Your argument is excellent, btw.
medie: queen elsa's grand entrance (dw - quite improbable - romana and marth)

[personal profile] medie 2007-07-05 06:30 pm (UTC)(link)
The thing that gets me thinking about all this? From what I've heard round the f-list, the Master arc was originally planned for Rose. So everything Martha was doing in the Last of the Timelords? Was supposed to be Rose.


[identity profile] sum1-different.livejournal.com 2007-07-05 08:51 pm (UTC)(link)
As for race, I haven't seen a lot of that stuff yet but it doesn't sound racist to me. Though I could see why people would feel it's racist the EDoctor preferring the white woman over the black one but it really isn't racist. By contrast there's serious racism issues with the Buffyverse that made me most uncomfortable in Buffy season 7 and Angel season 5.

[identity profile] bubonicplague.livejournal.com 2007-07-05 09:37 pm (UTC)(link)
See, I can understand and see the charges of racism. Not so much with Martha as a character (she kicked ass) but with a whole bunch of little things that add up. Mickey being a cowering little simp, Billy being essentially killed off when he dares to flirt with a white woman, Martha's family as servants. I think the problem we're running into here is the lack of explanation. While in HN/FoB the fact that Martha was stuck being a maid was actually addressed, the rest of the incidents were just...there, or dismissed. Why would the Master, of all individuals, be a racist? He wants to dominate everyone. And while I don't buy him as a woman-abuser either, at least Lucy got to shoot him.
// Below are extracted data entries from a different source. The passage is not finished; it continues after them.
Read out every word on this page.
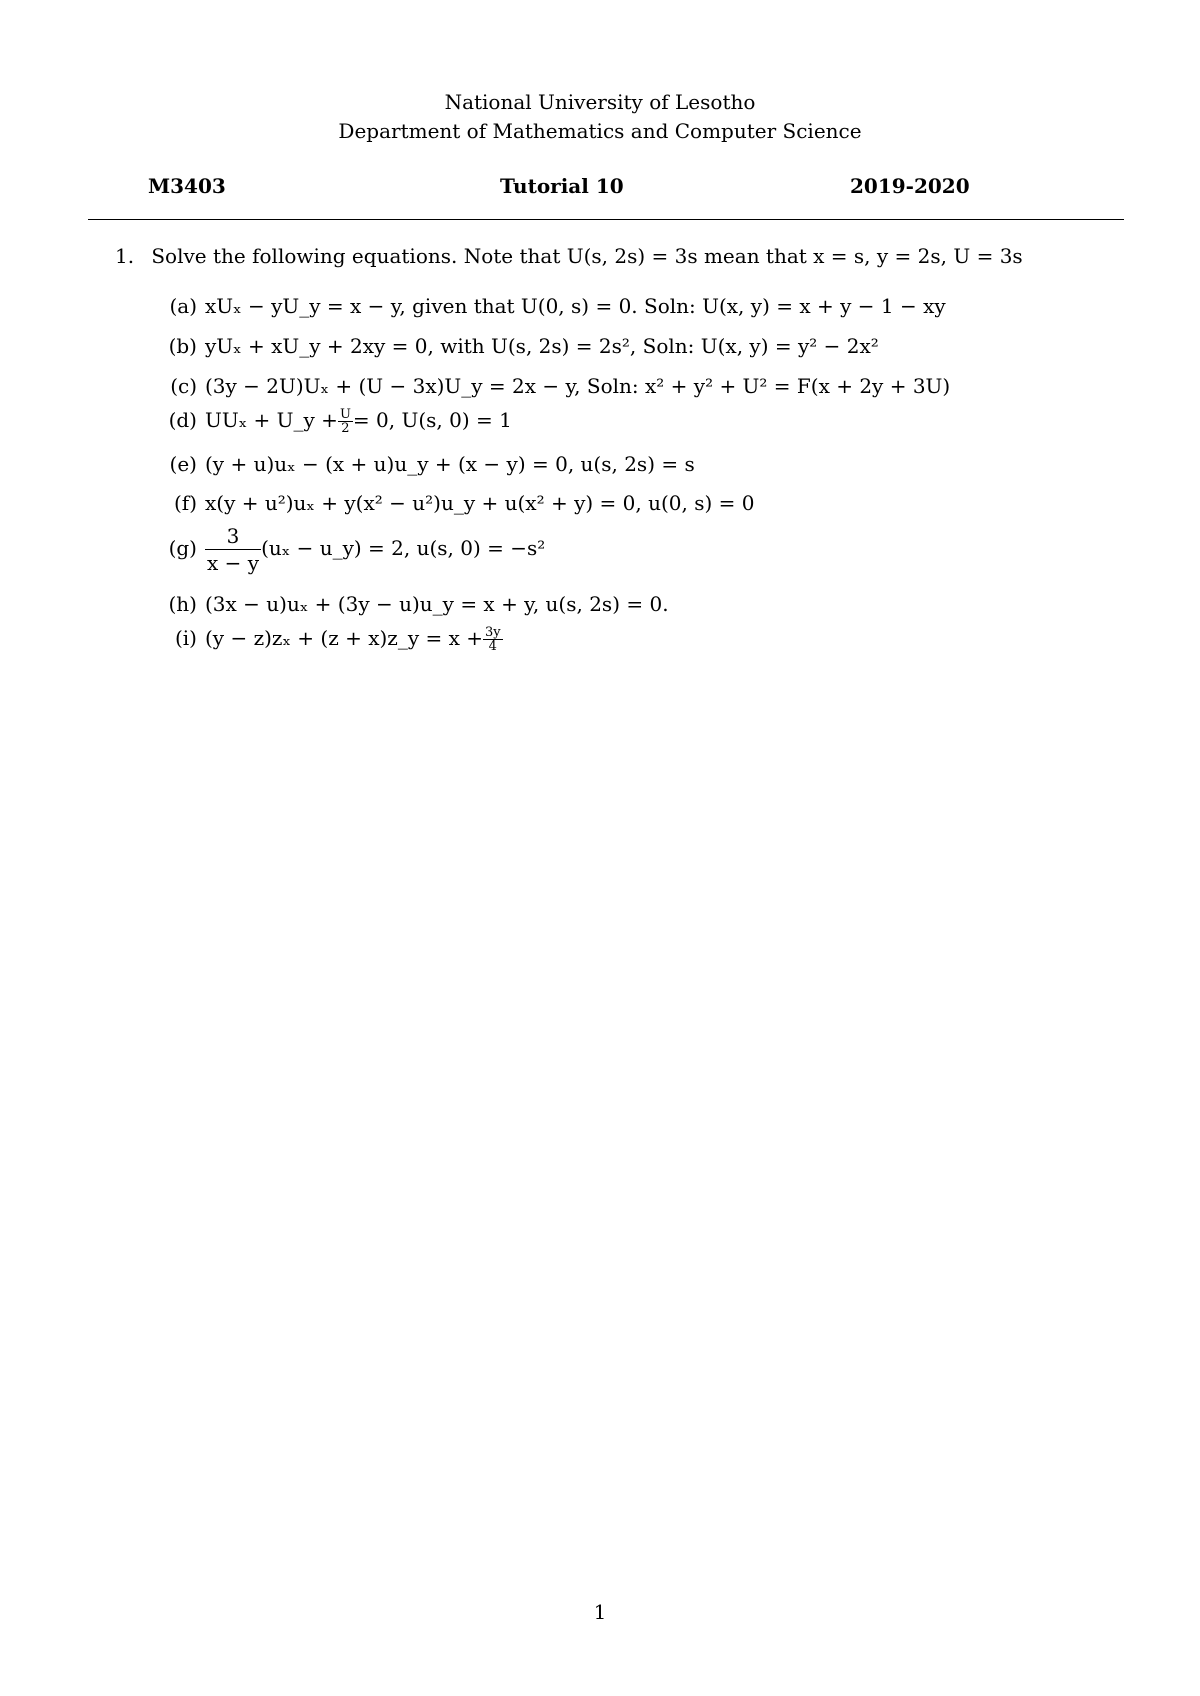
National University of Lesotho
Department of Mathematics and Computer Science
M3403	Tutorial 10	2019-2020
1. Solve the following equations. Note that U(s, 2s) = 3s mean that x = s, y = 2s, U = 3s
(a) xUₓ − yU_y = x − y, given that U(0, s) = 0. Soln: U(x, y) = x + y − 1 − xy
(b) yUₓ + xU_y + 2xy = 0, with U(s, 2s) = 2s², Soln: U(x, y) = y² − 2x²
(c) (3y − 2U)Uₓ + (U − 3x)U_y = 2x − y, Soln: x² + y² + U² = F(x + 2y + 3U)
(d) UUₓ + U_y + $\frac{U}{2} = 0$, U(s, 0) = 1
(e) (y + u)uₓ − (x + u)u_y + (x − y) = 0, u(s, 2s) = s
(f) x(y + u²)uₓ + y(x² − u²)u_y + u(x² + y) = 0, u(0, s) = 0
$(g) \frac{3}{x - y} (u_x$ − u_y) = 2, u(s, 0) = −s²
(h) (3x − u)uₓ + (3y − u)u_y = x + y, u(s, 2s) = 0.
(i) (y − z)zₓ + (z + x)z_y = $x + \frac{3y}{4}$
1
[identity profile] theclexfactor.livejournal.com 2007-07-06 01:39 pm (UTC)(link)
I don't watch TW, but I'm interested in knowing exactly who is making all the fuss. Is it blacks, or is it whites? Because, as someone made the comment above, the main ones that were crying out to ban Huckleberry Finn, Tom Sawyer, and books like that, were white Americans. Speaking for myself and other blacks that I know, we feel slighted when the racism isn't portrayed because it's denying that that part of history existed and makes it seem like we had no cause for complaint. I think part of it is that portraying this ugly part of American (hell...WORLD) history is uncomfortable for some (not ALL, some) white people because it makes them uncomfortable and they may feel that it'll start up something whereas they would rather it just stay in the past never to be spoken of...even though it still goes on today, but that's another story for another day.

[identity profile] grlmonday.livejournal.com 2007-10-02 01:50 pm (UTC)(link)
Yes the Master did make Martha's family his servants in TLOTT.

Well, he certainly wasn't going to make them ambassadors, or guards, or "employees" in trusted positions, since they were the enemy. I have a lot of mixed feelings about some of your points, but overall, they were very well argued.